ImageInvestors have been looking at the wonderful promise of midcap gains and have gone into a frenzy of pouring money into these stocks and the funds that specialise in them.

The past year has seen the Nifty (stock index of the National Stock Exchange) post impressive gains of 42.60%.

But, these returns pale when compared with the dazzling 107% of the CNX Midcap 200 (index of mid-cap stocks).

However, wrapped inside this promise is a dangerous threat. Their recent gains notwithstanding, mid-cap stocks are a far riskier bet than large caps.

What are mid-caps?

If the number of shares in a company is multiplied by its current price, the result is market capitalisation. Based on this, companies are classified as large-cap, mid-cap and small-cap.

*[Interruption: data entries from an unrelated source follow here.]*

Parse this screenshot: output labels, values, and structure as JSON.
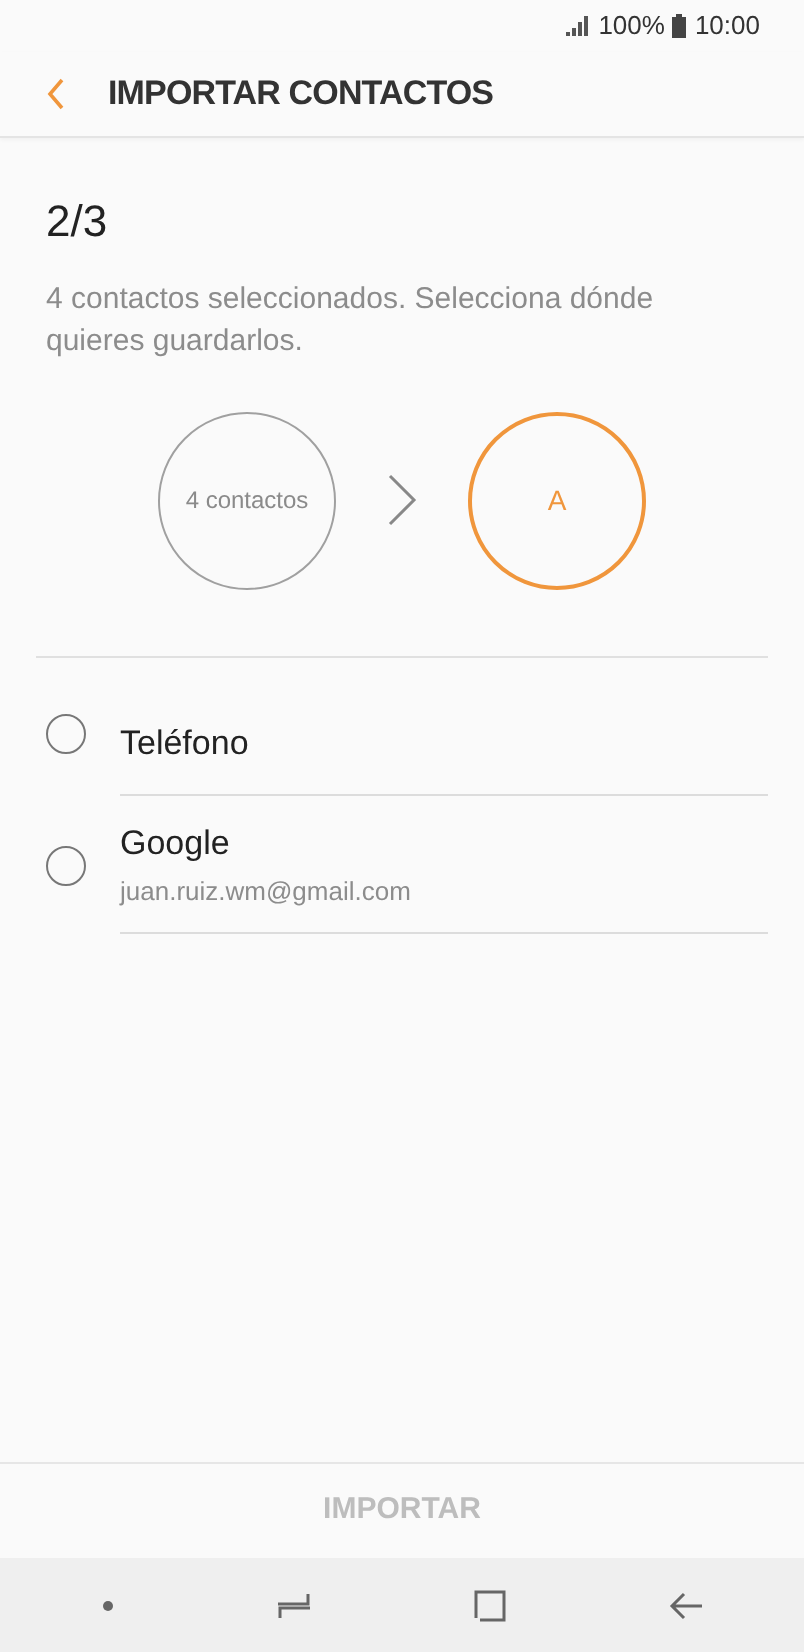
{
  "status_bar": {
    "battery": "100%",
    "time": "10:00"
  },
  "header": {
    "title": "IMPORTAR CONTACTOS"
  },
  "step": "2/3",
  "description": "4 contactos seleccionados. Selecciona dónde quieres guardarlos.",
  "flow": {
    "source": "4 contactos",
    "target": "A"
  },
  "options": [
    {
      "label": "Teléfono",
      "selected": false
    },
    {
      "label": "Google",
      "subtitle": "juan.ruiz.wm@gmail.com",
      "selected": false
    }
  ],
  "import_button": {
    "label": "IMPORTAR",
    "disabled": true
  }
}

Blue chips are the largest companies in their sectors; the ones with the largest market cap.

If you can identify tomorrow's blue chips today, you could make a pile of money.

That's because these stocks, with smaller market caps, are usually priced low, since investors have not yet discovered their potential.

In the mid-cap segment, you may find such companies.

In fact, big investors, like mutual funds and Foreign Institutional Investors, have started investing in mid-caps in the recent past, because the price of large caps has increased substantially.

That has led to a big rally in small and mid-caps, with their prices climbing upwards steadily.

The mid-cap segment of the stock market is, thus, being increasingly perceived as an attractive investment segment with high growth potential.

However, there are certain things you must know about mid-cap stocks before you invest in them directly or via a mid-cap mutual fund.

High volatility

These stocks tend to be very volatile.

Volatility is the rate of change in the price of the shares over a given time. The greater the price fluctuation, the higher the volatility.

Historically, mid-cap stocks have displayed the tendency to rise more than large-caps in a booming market (like the one you are seeing now) and plunge to more depths when the markets dip.

While mid-caps may be going great guns at the moment, their historic record shows that they can fall like a pack of cards in bad times.

Liquidity constraints

Mid-cap stocks have a smaller capital base (number of shares) and suffer from low liquidity.

Liquidity refers to how easily the shares can be bought or sold in the market without significant loss of value.

Mid-cap funds have to then find quality mid-cap stocks to invest in. And, if they do not, then a chunk of their portfolio (total amount with them for investment) is left in idle cash.

If, however, they succeed in investing the entire portfolio in few mid-cap stocks by taking excessive exposure to each of them, then they might find it difficult to sell the holdings later, given the liquidity constraints.

All mid-caps are not great buys

Mid-caps are characterised by lower market capitalisation and limited liquidity.

When such stocks witness a lot of buying, as they have in the recent past, their prices shoot up. Irrespective of whether or not their fundamentals are strong and in place or whether they are intrinsically sound companies. 

Picking up this rising trend, investors are pumping in more and more money into mid-cap stocks, further driving up the prices.

It has now turned into a vicious cycles or fresh money boosting up prices, which further attracts some more money.

Should you invest in a mid-cap fund?

If you have already invested in a diversified equity fund (fund that invest in the shares of various companies of various sectors), then you should know that even they have notably increased their exposure to mid-cap stocks.

So you are actually getting the mid-cap benefit even in a normal diversified equity fund

But, if you are willing to take the risk, then you could consider a mid-cap fund.

But do note, each fund house defines a mid-cap stock in a different way. Since there is no standardised definition of a mid-cap stock, each mutual fund will have its own. So what one fund house may consider a mid-cap, another may not.

It is undeniable that the spectacular performance of the mid-cap stocks has been nothing less than breath-taking.

You can make money. In fact lots of money. But how much you invest in mid-caps depends on how much of risk you are willing to take.

Remember, all mid-caps are not tomorrow's large-caps.